A MIXED BUSSING? Power forward Derrick Coleman, who was sidelined for all but 11 games last season by an irregular heartbeat and a sprained ankle, has declared, "I'm ready to make myself known to the people of Philadelphia." Hmmm. Coleman might learn by watching the effort of underappreciated small forward Clarence Weatherspoon.
THINGS TO WORRY ABOUT: Coleman's weight, his sulking and a propensity for injuries; the inexperience of rookie coach Johnny Davis; 34-year-old Michael Cage starting at center...and so on. The 76ers appear to be headed in the right direction, but the distance between Philly and New York is a lot farther than it looks on the map.
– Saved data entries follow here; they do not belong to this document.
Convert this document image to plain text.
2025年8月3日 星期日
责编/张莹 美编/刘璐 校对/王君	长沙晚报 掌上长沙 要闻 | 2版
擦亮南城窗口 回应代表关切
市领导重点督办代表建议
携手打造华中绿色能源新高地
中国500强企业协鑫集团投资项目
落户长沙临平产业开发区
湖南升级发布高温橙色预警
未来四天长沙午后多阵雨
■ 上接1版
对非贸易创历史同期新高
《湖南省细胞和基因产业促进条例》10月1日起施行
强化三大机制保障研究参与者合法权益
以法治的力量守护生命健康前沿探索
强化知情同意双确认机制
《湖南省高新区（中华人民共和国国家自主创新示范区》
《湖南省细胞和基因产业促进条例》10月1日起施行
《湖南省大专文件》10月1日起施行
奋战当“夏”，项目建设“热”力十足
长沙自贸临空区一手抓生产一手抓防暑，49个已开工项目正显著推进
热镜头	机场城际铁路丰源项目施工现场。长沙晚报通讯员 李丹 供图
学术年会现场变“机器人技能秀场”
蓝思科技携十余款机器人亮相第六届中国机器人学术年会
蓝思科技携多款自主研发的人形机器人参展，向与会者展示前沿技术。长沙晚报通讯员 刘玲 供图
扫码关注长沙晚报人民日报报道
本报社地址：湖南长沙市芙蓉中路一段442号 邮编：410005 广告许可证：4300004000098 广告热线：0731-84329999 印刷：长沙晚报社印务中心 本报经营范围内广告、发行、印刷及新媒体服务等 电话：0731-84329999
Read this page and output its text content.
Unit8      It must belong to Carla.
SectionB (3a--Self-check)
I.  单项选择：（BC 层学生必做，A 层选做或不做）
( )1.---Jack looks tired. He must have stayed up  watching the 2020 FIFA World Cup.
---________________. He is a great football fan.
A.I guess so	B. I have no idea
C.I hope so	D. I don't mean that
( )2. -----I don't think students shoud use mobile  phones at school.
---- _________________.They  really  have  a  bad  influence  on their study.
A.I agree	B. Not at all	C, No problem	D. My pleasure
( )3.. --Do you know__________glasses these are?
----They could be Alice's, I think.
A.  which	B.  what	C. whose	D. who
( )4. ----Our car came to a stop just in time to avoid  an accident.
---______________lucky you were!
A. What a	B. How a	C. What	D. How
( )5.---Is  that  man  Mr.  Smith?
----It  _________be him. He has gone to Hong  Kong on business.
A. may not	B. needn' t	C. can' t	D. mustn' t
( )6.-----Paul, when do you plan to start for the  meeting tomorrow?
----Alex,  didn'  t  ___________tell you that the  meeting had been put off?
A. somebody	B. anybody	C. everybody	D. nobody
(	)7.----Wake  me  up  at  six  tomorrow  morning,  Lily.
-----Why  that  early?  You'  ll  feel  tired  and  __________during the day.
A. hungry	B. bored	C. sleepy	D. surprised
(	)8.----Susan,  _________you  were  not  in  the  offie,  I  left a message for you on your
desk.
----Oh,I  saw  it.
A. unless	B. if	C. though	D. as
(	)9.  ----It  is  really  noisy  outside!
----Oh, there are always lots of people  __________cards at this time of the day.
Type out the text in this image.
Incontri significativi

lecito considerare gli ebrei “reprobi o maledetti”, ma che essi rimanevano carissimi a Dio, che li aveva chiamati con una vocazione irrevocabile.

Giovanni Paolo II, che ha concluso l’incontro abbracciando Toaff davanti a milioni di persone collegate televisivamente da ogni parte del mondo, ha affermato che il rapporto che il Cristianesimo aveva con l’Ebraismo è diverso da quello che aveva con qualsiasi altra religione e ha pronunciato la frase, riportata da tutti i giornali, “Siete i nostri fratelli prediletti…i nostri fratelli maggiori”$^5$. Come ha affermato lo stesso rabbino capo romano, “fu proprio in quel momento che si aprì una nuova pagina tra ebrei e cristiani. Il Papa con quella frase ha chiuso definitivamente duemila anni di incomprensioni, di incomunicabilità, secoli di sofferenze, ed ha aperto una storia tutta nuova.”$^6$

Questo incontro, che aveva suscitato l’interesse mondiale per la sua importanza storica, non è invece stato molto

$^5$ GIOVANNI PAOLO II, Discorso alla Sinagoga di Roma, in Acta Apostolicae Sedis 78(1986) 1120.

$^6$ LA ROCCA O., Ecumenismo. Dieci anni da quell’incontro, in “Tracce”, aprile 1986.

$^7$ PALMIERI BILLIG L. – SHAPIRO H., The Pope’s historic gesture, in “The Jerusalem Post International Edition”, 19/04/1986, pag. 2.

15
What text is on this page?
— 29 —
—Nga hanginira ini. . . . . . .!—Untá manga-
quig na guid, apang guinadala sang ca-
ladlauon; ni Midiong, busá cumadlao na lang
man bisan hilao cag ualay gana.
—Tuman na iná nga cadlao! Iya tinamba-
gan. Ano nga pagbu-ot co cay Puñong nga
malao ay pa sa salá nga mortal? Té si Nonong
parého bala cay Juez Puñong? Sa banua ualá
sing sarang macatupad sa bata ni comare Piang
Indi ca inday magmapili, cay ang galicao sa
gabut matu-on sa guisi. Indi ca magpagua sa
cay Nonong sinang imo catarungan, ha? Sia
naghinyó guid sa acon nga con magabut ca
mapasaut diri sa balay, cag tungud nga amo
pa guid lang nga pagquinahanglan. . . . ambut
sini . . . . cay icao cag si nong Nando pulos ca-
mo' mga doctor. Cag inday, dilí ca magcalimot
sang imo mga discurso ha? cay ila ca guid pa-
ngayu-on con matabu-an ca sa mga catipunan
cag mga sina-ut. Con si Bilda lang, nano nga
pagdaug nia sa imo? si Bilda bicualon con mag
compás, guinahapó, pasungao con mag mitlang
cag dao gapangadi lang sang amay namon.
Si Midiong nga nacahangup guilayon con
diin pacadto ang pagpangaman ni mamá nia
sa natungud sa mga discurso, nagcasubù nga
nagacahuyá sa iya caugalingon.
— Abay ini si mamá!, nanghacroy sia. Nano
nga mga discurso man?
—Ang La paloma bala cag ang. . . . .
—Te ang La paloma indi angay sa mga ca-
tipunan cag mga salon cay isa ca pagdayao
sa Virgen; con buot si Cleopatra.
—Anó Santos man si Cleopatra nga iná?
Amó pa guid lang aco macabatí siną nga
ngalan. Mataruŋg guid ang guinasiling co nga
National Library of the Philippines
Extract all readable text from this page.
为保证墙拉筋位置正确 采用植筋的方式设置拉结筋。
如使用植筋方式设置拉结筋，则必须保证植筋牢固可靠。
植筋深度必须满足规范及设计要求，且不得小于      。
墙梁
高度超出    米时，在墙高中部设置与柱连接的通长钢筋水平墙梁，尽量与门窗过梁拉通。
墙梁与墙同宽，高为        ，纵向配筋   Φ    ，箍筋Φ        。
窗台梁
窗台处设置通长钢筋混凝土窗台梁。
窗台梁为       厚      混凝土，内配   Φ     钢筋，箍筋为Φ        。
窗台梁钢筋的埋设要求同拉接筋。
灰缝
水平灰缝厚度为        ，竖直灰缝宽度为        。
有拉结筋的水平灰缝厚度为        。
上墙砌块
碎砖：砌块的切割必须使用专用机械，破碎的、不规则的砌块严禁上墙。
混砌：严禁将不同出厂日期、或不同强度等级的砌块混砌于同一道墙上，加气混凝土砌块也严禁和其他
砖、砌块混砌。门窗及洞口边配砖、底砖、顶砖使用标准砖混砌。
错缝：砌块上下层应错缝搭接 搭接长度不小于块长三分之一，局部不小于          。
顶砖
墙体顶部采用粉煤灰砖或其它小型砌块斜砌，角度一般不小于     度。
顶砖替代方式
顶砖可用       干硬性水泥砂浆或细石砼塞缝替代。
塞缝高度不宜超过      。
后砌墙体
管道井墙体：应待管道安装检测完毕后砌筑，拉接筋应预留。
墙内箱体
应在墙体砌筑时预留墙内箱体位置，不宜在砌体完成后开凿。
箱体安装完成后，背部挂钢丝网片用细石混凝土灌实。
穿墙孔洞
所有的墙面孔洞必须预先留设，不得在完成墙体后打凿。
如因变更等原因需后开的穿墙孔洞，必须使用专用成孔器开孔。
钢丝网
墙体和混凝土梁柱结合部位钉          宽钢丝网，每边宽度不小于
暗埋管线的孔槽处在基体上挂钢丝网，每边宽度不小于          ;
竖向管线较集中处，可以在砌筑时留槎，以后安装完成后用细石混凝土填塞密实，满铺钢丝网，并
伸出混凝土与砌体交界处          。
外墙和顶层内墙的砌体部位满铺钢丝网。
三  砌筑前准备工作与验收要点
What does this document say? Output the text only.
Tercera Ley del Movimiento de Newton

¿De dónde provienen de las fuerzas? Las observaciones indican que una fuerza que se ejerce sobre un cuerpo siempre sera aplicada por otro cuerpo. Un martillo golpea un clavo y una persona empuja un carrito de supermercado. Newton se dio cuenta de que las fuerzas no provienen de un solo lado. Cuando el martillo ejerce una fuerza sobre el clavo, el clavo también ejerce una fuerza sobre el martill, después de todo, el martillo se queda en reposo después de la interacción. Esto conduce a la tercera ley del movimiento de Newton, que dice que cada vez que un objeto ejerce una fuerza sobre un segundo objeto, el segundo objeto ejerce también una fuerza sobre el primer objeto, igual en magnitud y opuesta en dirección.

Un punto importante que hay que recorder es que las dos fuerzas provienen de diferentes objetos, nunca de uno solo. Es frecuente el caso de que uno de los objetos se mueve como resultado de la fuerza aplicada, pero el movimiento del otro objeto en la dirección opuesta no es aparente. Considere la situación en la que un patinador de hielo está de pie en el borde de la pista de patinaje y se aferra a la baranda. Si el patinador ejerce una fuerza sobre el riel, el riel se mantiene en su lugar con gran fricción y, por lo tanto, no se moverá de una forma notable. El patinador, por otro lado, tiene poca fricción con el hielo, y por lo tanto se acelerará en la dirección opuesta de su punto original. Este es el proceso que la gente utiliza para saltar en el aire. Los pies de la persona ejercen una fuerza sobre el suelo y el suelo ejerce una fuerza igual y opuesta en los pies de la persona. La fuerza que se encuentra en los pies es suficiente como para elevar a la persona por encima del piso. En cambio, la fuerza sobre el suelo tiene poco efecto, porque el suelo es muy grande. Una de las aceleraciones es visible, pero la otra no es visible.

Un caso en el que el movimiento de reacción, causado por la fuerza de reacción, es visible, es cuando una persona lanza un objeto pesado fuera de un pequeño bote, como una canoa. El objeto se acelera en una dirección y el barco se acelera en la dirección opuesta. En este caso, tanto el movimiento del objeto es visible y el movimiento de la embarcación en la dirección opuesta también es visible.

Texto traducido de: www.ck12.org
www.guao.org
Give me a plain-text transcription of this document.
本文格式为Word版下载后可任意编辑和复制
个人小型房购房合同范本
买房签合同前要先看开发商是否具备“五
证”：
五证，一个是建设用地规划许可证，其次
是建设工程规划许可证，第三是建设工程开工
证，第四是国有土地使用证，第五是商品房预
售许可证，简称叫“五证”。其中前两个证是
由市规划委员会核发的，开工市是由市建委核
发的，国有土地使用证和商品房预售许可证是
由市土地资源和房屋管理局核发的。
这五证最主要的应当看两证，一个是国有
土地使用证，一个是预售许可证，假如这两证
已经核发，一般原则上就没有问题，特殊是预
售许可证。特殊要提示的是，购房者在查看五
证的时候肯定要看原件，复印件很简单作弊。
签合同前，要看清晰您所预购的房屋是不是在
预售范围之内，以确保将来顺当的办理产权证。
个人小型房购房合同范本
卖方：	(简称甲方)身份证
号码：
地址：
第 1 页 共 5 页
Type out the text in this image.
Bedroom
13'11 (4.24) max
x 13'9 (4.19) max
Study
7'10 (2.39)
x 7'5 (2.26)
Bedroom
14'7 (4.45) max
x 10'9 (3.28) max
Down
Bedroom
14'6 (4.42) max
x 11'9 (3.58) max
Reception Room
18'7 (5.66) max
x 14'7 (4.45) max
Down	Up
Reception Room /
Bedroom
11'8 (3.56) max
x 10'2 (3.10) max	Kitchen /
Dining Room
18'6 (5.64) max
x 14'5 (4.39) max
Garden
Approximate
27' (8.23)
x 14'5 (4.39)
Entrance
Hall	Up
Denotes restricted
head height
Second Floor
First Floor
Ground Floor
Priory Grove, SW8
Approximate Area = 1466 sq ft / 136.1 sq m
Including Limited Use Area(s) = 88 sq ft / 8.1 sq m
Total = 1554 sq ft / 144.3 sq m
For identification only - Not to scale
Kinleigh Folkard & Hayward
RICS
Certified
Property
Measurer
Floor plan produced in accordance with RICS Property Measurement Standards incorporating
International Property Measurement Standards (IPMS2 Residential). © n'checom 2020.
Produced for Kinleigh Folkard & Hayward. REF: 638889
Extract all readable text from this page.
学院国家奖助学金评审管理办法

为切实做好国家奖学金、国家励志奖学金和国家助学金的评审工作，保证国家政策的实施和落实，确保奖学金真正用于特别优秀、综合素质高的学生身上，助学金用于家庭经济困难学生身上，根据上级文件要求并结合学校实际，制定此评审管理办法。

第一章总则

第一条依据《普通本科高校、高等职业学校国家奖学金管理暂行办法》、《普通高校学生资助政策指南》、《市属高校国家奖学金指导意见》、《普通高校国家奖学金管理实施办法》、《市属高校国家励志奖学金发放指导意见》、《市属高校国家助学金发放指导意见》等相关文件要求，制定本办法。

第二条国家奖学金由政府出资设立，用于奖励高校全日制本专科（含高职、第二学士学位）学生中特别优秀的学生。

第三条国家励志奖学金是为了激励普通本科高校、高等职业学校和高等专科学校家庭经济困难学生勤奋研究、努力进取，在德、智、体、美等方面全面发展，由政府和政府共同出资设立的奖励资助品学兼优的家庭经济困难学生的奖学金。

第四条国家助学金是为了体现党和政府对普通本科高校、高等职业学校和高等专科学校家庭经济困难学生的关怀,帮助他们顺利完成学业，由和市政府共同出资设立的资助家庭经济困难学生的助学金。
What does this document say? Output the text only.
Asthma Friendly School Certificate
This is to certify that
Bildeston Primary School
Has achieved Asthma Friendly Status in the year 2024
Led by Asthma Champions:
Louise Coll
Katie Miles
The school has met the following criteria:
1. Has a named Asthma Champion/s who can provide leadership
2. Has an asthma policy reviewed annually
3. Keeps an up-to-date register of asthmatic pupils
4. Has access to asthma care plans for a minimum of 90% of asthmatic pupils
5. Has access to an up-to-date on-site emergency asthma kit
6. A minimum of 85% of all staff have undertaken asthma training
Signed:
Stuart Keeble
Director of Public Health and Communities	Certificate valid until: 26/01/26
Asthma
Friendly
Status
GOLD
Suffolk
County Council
LOOKING FOR LARRY: Under shrewd top executive Red Auerbach, the Celtics were always able to find fresh superstars to replace those who departed. However, now they're essentially a team of nonentities. Or, to put it another way, nobody has ever viewed forward Dino Radja, last season's leading scorer, as the second coming of Larry Bird. "We're still looking for that one-two combination that can contend with, say, Michael Jordan and Scottie Pippen," says coach-director of basketball operations M.L. Carr. First-round draft pick Antoine Walker might eventually fill one of those one-two vacancies.
CALLING RICK PITINO? The Celts have two chances to match last season's 33-49 record: slim and none. They have quantity at both shooting guard ( Dana Barros, Dee Brown, Rick Fox and Greg Minor) and small forward (Fox, Walker and Eric Williams), but there's not enough quality to keep them out of the cellar—or Carr in his coaching job for long.